First to the Puma Primary. Starting late last week, I had a strange feeling that Obama had peaked in Texas. The talking heads (of which I am now one, more on that later) last night said the "3 am ringing telephone" ad must have had something to do with late deciders breaking for Clinton, but I felt it coming before.
First, his rise in most polls leveled off. Second, a lot of people I talked to said they were starting to feel uneasy, that the the Obama campaign seemed a little too cult-like for their taste. One even described feeling "creeped out." I still felt optimistic about his chances of winning here, but thought it wouldn't be easy. Then I went shopping on Monday night.
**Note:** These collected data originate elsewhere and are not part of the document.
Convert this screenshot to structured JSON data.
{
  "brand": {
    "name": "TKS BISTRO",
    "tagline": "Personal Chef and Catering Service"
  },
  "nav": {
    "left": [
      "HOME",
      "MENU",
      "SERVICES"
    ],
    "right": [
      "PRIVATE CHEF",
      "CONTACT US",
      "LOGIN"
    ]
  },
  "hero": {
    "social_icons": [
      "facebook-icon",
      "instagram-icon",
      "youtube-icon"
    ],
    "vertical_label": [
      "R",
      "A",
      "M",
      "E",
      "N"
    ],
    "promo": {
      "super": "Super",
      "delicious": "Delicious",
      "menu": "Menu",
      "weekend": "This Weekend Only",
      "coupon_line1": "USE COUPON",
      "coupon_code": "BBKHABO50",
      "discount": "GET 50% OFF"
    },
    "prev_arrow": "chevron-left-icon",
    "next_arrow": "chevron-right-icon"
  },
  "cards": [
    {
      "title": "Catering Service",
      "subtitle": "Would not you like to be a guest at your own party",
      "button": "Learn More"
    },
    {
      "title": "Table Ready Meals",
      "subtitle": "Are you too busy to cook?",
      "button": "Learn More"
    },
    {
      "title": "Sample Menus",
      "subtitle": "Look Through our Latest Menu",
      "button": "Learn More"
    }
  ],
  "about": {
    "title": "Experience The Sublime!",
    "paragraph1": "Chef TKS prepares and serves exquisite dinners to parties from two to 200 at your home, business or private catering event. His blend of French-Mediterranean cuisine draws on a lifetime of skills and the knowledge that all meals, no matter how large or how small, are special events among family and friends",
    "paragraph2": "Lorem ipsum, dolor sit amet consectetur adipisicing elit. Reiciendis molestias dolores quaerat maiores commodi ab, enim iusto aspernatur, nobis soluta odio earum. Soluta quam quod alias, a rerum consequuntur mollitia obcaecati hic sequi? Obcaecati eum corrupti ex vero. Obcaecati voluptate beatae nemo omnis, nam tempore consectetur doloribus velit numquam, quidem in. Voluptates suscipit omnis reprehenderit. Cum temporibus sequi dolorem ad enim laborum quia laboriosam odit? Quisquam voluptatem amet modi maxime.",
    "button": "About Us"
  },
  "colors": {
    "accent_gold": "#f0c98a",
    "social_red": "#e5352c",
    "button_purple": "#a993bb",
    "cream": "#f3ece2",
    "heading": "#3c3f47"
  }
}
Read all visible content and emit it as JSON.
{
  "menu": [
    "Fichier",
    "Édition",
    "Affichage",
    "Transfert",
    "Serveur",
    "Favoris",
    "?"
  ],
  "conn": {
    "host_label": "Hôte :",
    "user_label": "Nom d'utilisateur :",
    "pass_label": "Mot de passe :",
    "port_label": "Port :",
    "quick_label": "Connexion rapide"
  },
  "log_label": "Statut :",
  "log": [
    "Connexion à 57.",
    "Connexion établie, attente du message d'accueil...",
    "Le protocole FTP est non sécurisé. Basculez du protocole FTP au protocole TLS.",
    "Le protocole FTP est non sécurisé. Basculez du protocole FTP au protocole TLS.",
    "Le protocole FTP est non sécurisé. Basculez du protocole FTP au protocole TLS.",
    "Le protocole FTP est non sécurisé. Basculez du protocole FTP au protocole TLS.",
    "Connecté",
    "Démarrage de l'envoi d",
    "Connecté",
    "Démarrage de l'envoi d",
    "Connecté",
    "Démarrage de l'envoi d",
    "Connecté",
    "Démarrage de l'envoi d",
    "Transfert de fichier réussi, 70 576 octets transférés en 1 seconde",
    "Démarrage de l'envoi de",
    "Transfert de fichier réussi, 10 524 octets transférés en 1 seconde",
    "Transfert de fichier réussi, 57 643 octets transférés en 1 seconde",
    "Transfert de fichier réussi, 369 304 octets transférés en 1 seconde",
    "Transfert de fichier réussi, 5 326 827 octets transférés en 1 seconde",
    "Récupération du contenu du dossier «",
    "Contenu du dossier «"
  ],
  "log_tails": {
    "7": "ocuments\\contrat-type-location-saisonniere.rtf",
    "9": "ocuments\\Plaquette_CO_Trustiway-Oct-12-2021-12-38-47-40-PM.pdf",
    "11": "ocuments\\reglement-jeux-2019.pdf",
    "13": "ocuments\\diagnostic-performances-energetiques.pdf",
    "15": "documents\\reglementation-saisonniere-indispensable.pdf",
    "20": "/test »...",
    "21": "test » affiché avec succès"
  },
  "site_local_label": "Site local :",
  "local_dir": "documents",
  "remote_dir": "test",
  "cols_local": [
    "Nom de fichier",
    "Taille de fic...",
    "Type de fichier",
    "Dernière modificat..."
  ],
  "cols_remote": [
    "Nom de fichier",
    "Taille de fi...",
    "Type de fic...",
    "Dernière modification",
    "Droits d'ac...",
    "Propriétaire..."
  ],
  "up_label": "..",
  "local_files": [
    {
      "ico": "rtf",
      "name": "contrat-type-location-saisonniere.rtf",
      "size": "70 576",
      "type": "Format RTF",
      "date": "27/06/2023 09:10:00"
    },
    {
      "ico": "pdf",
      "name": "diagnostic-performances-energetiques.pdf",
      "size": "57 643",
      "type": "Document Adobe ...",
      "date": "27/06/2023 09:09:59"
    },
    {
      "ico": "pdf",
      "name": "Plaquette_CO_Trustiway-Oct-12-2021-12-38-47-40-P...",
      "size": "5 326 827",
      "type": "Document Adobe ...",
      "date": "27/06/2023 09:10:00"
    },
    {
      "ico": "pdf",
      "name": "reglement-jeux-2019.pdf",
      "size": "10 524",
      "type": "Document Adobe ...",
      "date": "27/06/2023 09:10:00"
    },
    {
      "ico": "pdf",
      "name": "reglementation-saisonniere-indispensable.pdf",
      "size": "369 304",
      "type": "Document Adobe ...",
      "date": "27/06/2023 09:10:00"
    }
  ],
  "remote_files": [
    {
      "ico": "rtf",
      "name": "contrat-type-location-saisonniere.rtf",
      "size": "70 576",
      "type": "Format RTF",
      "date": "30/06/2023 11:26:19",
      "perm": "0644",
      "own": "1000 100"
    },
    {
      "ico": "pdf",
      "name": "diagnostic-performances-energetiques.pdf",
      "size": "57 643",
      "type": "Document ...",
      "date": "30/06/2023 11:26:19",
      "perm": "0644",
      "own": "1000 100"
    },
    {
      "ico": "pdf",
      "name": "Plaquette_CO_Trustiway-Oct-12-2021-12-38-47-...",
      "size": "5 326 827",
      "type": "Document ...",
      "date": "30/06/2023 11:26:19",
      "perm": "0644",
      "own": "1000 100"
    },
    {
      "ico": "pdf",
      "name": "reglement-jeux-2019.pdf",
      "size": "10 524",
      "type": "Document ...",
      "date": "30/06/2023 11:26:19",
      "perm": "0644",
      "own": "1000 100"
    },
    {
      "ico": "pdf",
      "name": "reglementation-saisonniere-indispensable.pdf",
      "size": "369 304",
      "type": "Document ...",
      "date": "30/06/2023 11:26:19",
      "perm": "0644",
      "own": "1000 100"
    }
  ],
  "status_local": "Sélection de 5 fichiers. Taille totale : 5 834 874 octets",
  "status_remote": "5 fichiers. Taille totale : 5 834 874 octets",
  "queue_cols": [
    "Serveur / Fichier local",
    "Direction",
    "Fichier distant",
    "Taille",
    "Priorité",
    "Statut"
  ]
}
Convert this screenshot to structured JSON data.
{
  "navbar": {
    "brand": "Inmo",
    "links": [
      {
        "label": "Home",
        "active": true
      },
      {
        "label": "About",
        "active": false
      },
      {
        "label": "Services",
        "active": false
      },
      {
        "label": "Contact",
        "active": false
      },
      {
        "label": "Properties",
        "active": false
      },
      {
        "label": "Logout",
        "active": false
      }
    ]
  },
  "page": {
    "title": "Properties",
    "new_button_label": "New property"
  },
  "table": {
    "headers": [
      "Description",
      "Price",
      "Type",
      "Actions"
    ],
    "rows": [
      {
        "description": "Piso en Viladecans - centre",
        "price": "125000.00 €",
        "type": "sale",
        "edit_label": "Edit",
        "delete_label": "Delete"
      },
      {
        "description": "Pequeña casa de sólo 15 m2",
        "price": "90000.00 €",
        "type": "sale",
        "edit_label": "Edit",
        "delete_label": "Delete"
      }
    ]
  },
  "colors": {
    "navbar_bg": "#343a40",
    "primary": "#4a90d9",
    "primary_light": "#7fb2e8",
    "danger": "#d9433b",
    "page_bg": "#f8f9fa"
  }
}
I admit, not a representative sample, but anecdotally speaking, it looked like Obama fever was catching, and especially susceptible were the young. I went to the Puma store at the Galleria to get a new pair of golf shoes (their golf gear is fantastic-looking). A hip store full of young people browsing the selection of jackets and shirts. And everyone who worked there was for Obama. All around college-age, one African American male (who was actually wearing an Obama t-shirt at work), a couple of young Hispanic males and one Hispanic female. To a person they were all for Obama and they all were planning to attend their precinct conventions.
But Hillary esta fuertisima. I wrote before about Hispanic voters in places other than the border area being an important target for Obama; it looks like they either couldn't get traction or dropped the ball. Almost no visible presence in the Houston Hispanic community that I could tell. It was all Hillary.
Driving past my polling place yesterday, one of the largest Hispanic precincts in Harris County, I saw NO Obama signs at all, but several for Hillary, including a hand-painted one that read "Hillary, we got your back." Must have been a result of the hard work and institutional support by all the Hispanic elected officials who endorsed her early on and in the past few weeks. Congratulations are in order for pulling out the big wins yesterday.
By the way, I am now a political pundit. I appeared live from a studio in downtown Houston on a worldwide Al Jazeera news broadcast to talk about the Texas Primary, which was viewed by 70-80 million people; 300,000-400,000 here in the U.S. (making their audience slightly larger than MSNBC, if not as mainstream). Still, it was my first such experience and it was truly an honor, and I hope to do it a lot more often.